Final answer:
To find the initial velocity v₀x such that the particle will have the same x-coordinate at t = 4.00 s as it had at t = 0, integrate the acceleration function ax₁t² = -2.00 m/s² + 13.00 m/s³t² + 2t with respect to time to get the velocity function vx₁t = -2.00t + 4.3333t³ + t². Then, set x(t=4.00) = x(t=0) and integrate the velocity function to find v₀x = -42.667 m/s.
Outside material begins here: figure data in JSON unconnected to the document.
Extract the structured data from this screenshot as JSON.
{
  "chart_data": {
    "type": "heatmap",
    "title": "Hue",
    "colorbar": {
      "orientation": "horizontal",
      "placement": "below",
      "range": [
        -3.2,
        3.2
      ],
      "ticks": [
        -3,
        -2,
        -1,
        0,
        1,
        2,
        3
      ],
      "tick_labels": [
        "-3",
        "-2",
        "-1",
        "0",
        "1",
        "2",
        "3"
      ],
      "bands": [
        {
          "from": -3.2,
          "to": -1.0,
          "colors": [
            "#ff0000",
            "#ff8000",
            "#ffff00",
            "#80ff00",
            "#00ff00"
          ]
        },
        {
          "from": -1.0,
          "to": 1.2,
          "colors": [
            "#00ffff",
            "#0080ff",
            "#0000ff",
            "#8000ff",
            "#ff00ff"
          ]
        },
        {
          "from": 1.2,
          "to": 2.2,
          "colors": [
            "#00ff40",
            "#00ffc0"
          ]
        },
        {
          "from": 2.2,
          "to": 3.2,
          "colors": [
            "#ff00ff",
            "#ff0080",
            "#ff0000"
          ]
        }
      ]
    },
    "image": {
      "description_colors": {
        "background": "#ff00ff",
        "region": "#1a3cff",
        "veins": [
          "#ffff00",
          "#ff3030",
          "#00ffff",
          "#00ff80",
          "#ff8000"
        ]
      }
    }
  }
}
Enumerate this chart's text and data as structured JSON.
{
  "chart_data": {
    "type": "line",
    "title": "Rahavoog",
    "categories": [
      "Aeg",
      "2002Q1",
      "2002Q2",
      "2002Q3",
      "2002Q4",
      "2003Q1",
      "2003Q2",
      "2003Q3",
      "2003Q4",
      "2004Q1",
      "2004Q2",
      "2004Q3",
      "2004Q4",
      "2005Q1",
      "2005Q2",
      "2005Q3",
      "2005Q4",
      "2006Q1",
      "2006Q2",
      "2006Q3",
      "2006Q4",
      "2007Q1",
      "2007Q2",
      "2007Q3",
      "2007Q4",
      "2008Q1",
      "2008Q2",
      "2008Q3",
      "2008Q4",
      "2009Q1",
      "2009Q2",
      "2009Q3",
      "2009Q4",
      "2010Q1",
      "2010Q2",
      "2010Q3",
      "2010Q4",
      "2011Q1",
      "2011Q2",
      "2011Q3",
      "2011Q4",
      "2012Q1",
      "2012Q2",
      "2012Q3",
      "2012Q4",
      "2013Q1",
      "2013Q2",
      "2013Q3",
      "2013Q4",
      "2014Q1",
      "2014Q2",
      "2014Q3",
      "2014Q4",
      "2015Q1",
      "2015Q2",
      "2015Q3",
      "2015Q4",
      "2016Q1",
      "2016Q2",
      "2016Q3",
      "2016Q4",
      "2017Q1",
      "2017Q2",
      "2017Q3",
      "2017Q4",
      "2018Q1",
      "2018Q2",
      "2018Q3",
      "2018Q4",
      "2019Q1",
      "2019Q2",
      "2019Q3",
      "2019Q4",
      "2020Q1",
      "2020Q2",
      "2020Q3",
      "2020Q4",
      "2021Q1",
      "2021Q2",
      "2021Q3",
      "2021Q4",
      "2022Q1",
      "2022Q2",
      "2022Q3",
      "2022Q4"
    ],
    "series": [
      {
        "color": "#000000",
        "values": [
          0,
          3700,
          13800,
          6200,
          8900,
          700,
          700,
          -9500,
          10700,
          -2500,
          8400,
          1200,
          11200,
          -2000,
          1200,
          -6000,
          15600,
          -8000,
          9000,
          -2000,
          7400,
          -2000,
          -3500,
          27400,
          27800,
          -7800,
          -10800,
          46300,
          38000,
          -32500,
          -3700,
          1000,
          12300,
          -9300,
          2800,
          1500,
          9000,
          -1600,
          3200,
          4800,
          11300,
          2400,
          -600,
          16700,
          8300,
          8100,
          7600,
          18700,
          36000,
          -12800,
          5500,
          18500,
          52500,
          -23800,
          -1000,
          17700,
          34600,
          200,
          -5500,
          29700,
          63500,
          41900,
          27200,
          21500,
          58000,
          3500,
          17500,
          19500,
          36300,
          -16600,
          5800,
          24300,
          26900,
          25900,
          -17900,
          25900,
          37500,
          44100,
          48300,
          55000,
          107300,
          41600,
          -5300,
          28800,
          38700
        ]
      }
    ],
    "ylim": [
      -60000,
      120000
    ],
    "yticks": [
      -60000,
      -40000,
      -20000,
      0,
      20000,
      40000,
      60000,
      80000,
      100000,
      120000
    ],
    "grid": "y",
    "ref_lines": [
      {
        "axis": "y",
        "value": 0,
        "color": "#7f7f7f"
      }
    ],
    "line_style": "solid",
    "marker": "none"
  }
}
To find the velocity at t = 4.00 s, substitute t = 4.00 s into the velocity function and solve to get v = 134.667 m/s.
Step-by-step explanation:
To find the initial velocity v₀x such that the particle will have the same x-coordinate at t = 4.00 s as it had at t = 0, we need to integrate the acceleration function ax₁t² = -2.00 m/s² + 13.00 m/s³t² + 2t with respect to time to get the velocity function vx₁t = -2.00t + 4.3333t³ + t². Setting x(t=4.00) = x(t=0) and integrating the velocity function with respect to time, we can find v₀x = -42.667 m/s.
To find the velocity at t = 4.00 s, we can substitute t = 4.00 s into the velocity function vx₁t = -2.00t + 4.3333t³ + t² to get v = -2.00(4.00) + 4.3333(4.00)³ + (4.00)² = 134.667 m/s.